Une comédie musicale de Claire-Marie Systchenko & Eric Bongrand.
Mise en scène : Vincent Vittoz.
Avec : Claire-Marie Systchenko, Zacharie Saal, Noémie François, Hélène Hardouin & Emmanuel Quatra et Antoine Lefort (piano).
Dix années de mariage ont peu à peu éloigné Mathilde et Julien l’un de l’autre. Si bien que, lorsque la première se retrouve plongée dans le coma, son mari ne sait pas s’il aura la force d’affronter cette épreuve.
Le soutien mordant de la truculente Roseline et l’optimisme candide de la déroutante Natacha, les deux infirmières qui veillent sur sa femme, suffiront-ils à le convaincre de ne pas abandonner ? Ou le pessimisme acerbe de l’arrogant Docteur Grinsky aura-t-il raison de ses espoirs ?
pour en savoir plus, consultez le site du spectacle.
Notre avis : A partir d’un sujet qui peut prêter le flanc à un traitement conventionnel ou pesant, la troupe de Chambre 113 relève là un joli défi. Le ton reste toujours léger, même si, au fond, le sujet l’est bien moins. La relation entre Mathilde et Julien reste au centre du récit, agrémentée par le monde de l’hôpital dépeint avec drôlerie et tendresse, même si l’auteur se laisse parfois aller à la caricature. Elle peut s’avérer nécessaire lorsqu’elle est contrecarrée par un point de vue et c’est bien l’intention de l’auteur, mais pour être tenu continuellement, cela exige une attention de chaque instant. Alors oui, le Dr Grinsky est tragi-comique, mais aurait gagné à avoir plus d’épaisseur (le questionnement sur l’impossibilité de guérir une patiente et ce que cela implique est abordé, cette piste était formidable). Le jeu avec les deux infirmières, qui lui aussi joue sur les clichés, l’emporte davantage. Roseline, au franc parler capable de provoquer quelques séismes. Cette fausse rudesse permet à Julien de franchir les étapes vers l’acceptation, le « dialogue » avec celle qui repose. Un personnage truculent, mais pas que. Sa collègue Natacha la blonde surjoue le rôle de la potiche tout en menant son prétendant (le docteur, bien entendu) par le bout du nez offre différents moments savoureux, d’autant que Natacha est avant tout une incurable romantique fascinée par l’horoscope.

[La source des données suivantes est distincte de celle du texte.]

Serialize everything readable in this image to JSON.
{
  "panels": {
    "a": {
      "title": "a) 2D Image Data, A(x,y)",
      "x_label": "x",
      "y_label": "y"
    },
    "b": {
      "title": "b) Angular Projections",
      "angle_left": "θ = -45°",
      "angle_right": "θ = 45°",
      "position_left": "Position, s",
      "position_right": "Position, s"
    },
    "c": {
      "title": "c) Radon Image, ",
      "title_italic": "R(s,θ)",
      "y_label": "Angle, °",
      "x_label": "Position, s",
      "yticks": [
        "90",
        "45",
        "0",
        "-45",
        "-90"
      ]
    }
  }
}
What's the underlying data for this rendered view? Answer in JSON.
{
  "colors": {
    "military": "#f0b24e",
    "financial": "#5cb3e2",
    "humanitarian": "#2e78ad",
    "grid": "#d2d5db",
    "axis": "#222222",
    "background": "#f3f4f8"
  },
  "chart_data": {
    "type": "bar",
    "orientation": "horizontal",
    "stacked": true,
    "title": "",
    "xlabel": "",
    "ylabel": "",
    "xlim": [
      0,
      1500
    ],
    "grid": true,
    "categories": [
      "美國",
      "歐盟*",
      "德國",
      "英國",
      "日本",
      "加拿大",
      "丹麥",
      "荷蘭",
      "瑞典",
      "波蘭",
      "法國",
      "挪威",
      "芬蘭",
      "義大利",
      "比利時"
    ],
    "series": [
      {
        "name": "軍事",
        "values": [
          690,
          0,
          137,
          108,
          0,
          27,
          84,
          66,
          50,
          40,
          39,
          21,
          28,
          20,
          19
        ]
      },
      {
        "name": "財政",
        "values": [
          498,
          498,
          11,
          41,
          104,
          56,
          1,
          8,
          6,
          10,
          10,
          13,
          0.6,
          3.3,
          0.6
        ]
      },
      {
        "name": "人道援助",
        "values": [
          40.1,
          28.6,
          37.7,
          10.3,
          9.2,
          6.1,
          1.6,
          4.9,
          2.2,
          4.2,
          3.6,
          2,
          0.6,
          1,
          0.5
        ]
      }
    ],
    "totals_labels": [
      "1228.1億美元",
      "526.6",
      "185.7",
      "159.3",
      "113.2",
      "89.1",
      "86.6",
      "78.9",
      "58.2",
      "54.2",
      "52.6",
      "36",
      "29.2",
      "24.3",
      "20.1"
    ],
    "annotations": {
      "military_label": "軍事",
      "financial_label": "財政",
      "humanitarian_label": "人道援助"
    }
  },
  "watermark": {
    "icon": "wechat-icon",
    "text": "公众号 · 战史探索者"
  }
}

Le romantisme baigne d’ailleurs le spectacle. Mais là encore ajoutons un petit bémol : Julien a trompé sa femme, qui s’ennuyait dans son couple, vivant pour élever leurs deux enfants (découverte rendue étrange par le fait que Mathilde ne cesse de répéter que son époux soit inconstant…) et cette révélation, traitée au premier degré, provoque un tournant dans l’intrigue. Fort bien mais, au vu de la qualité de l’ensemble de l’écriture, il eut peut être été intéressant de creuser la psychologie de Mathilde, de la rendre plus retorse face à cet adultère qui, pour l’heure, semble lui être fatal. Jouer avec les grands sentiments, utilisés au premier degré, cantonne toujours une œuvre dans un registre, l’empêche de coller totalement avec une réflexion moderne. Les auteurs peuvent se laisser aller à la tendresse, ils ont suffisamment de talent pour savoir la doser sans être pesants. Mais venons en surtout aux très nombreuses qualités de ce spectacle, mené par une troupe totalement investie. Le choix scénographique de panneaux coulissants (qui supportaient les dessins de Sempé, pour Les parapluies de Cherbourg au Châtelet) permet à Vincent Vittoz d’utiliser l’espace de manière intelligente, projetant et ses comédiens et les spectateurs dans divers décors simplement évoqués. Il fallait de toute manière trouver comment indiquer la dualité physique de Mathilde : corps inerte d’une part, esprit bien vivant d’autre part. Tout cela fonctionne fort bien. Les mélodies s’intègrent parfaitement bien à l’action et, même si le dernier tiers pourrait être un brin resserré, confèrent à cette œuvre une belle dimension dramatique. Une comédie musicale sur la communication entre deux êtres, et les désastres produits si elle est rompue ; fruit d’un travail de maturation lent et payant, à découvrir. En souhaitant que la porte de cette chambre s’ouvre à nouveau, pour permettre à un large public de découvrir ce qu’elle dissimule.